BishopAccountability.org
 
  Eamon Mccann: Bishops Need a Lesson on Benefits of Integrated Education

Belfast Telegraph
April 2, 2009

http://www.belfasttelegraph.co.uk/opinion/columnists/eamon-mccann/eamon-mccann-bishops-need-a-lesson-on-benefits-of-integrated-education-14252814.html

Why should a bunch of bachelors with neither chick nor child be allowed influence over the education of children? Why should the support of Catholic Bishops be regarded as vital when it comes to deciding on a post-primary system?

How come the argument against separate schooling for children of different religions is hardly heard these days, even as politicians and commentators ramble endlessly on about the need to ‘end division’ and ‘abolish sectarianism’ and usher in a ‘new era’ in which ‘the hatreds of the past’ will be ‘put behind us’?

Is it not strange that at the end of television programmes highlighting the hostility of the young people of one community for the young people of the other there is no mention that each group has been given to believe by the temporal and spiritual leaders of the land that it would be damaging and wrong for them to learn multiplication tables in the same room?

Why the silence about the reasons this anomaly is allowed to persist? Why no discussion of what needs to be done to speed its end? We have to listen to the point of terminal tedium to one-community politicians congratulating themselves along the lines, “If I had said five years ago that five years on we’d be as far on as we are, people would have laughed.”

Some of us would have laughed had we been told 50 years ago that the occasion of all the major parties agreeing a settlement would be marked by avoidance of the issue of the educational divide. A generation ago, talk of the need to free the classrooms from clerical control was commonplace in political debate. But there they still are, unblinking on the news, bishops and spokespersons for bishops confidently explaining what they will or will not tolerate with respect to the schooling of children.

True, the divide in education isn’t the cause of sectarianism. But it reflects and is an important mechanism for perpetuating sectarianism. It’s not that hatred of ‘the other side’ is taught in the classrooms — it isn’t — but that it’s presented as perfectly natural and not to be questioned that there is nobody from ‘the other side’ present in the classroom.

The Catholic bishops have always understood that control of the formation of the minds of children is a necessary condition for the survival of their Church as a powerful institution.
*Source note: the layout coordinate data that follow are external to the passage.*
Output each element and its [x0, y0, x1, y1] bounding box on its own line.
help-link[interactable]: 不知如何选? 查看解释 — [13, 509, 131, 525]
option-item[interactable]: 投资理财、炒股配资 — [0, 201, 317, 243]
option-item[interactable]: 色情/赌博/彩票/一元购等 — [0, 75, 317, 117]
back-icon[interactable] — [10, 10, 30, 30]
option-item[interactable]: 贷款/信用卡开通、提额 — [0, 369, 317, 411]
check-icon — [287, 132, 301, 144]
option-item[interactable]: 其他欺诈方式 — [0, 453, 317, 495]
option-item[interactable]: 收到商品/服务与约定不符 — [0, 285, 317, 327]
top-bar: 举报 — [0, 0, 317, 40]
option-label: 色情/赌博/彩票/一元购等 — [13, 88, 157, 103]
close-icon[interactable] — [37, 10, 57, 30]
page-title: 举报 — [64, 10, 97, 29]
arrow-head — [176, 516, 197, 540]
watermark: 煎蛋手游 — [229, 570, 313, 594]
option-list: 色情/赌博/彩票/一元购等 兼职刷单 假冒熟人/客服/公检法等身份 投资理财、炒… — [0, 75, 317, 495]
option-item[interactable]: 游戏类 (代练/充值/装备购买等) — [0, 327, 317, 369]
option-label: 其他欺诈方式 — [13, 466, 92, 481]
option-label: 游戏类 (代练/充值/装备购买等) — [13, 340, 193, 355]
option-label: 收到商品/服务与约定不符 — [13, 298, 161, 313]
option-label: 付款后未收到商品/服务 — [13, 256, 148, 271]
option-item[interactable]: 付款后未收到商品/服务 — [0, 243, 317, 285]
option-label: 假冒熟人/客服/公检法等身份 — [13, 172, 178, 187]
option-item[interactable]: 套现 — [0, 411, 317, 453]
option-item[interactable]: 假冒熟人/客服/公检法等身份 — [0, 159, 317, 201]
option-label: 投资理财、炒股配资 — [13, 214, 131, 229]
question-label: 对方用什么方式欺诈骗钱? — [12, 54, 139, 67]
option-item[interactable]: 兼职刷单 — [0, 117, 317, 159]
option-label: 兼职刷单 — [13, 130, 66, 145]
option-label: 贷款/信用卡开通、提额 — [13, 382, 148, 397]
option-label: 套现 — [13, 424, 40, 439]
They may also be generally, genuinely concerned for the welfare of the children entrusted to their care. Or, as suggested by the incidence of cover-up of physical and sexual abuse, not. Either way, canon law doesn’t insist and common sense doesn’t suggest that the interests of the children be taken as paramount. There is some truth in the talk of how far we have come. But in relation to the divide in education we have gone backwards. The heat and spite of the debate over Caitriona Ruane’s modest proposals for reform has obscured the fact that no member of any Executive party is willing to advocate as modern a measure as was vigorously advanced by Charles Stewart Vane-Tempest-Stewart, 7th Marquess of Londonderry, in the earliest days of the State.

James Craig chose Londonderry as Minister of Education specifically because, as Joseph Lee puts it in Ireland 1912-1885, “He was the least sectarian and least provincial member of his cabinet”.

Londonderry invited a wide range of interests to participate in a committee to examine the options for education in the new State. The Catholic bishops refused either to nominate a representative or to give evidence.

Londonderry went ahead anyway. Lee describes the Education Act brought forward in 1923 as “the most ambitious legislative measure ever undertaken in Irish education,” and ascribes its rapid failure to the fact that Londonderry “had proceeded under the illusion that the Catholic and Protestant clergy were more concerned with education than with power.”

Londonderry tried to increase parental power by giving local representatives a role in running elementary schools. This, says Lee, “sent a thrill of terror through all clergies”. The Act also envisaged children of any background enrolling in any elementary school, its teachers appointed on merit. Again, clergy of all denominations swooned in horror. The Catholic bishops took the lead in the dance of the denominations, while their Protestant partners kept nimbly in step.

“The refusal of the Catholic hierarchy to participate made it simpler for the Protestant churches to capture the system and mould it to their taste,” says Lee. “This suited the Catholic clergy who might have had to manufacture further complaints if they weren’t so generously supplied by their Protestant brethren. Londonderry, unable to shrivel his mind yet further to accommodate local standards, resigned as Minister in 1925.”

By 1930, the tribal shamans had the children of the land divvied up satisfactorily between them. Since then, some ideas in education have come into fashion, others have gone out of style. But all that’s changed with regard to the religious divide is that fewer people than ever in politics are willing to take it on. Charles Stewart Vane-Tempest-Stewart, 7th Marquess of Londonderry, was not only ahead of his time, but, sad to say, ahead of our time too.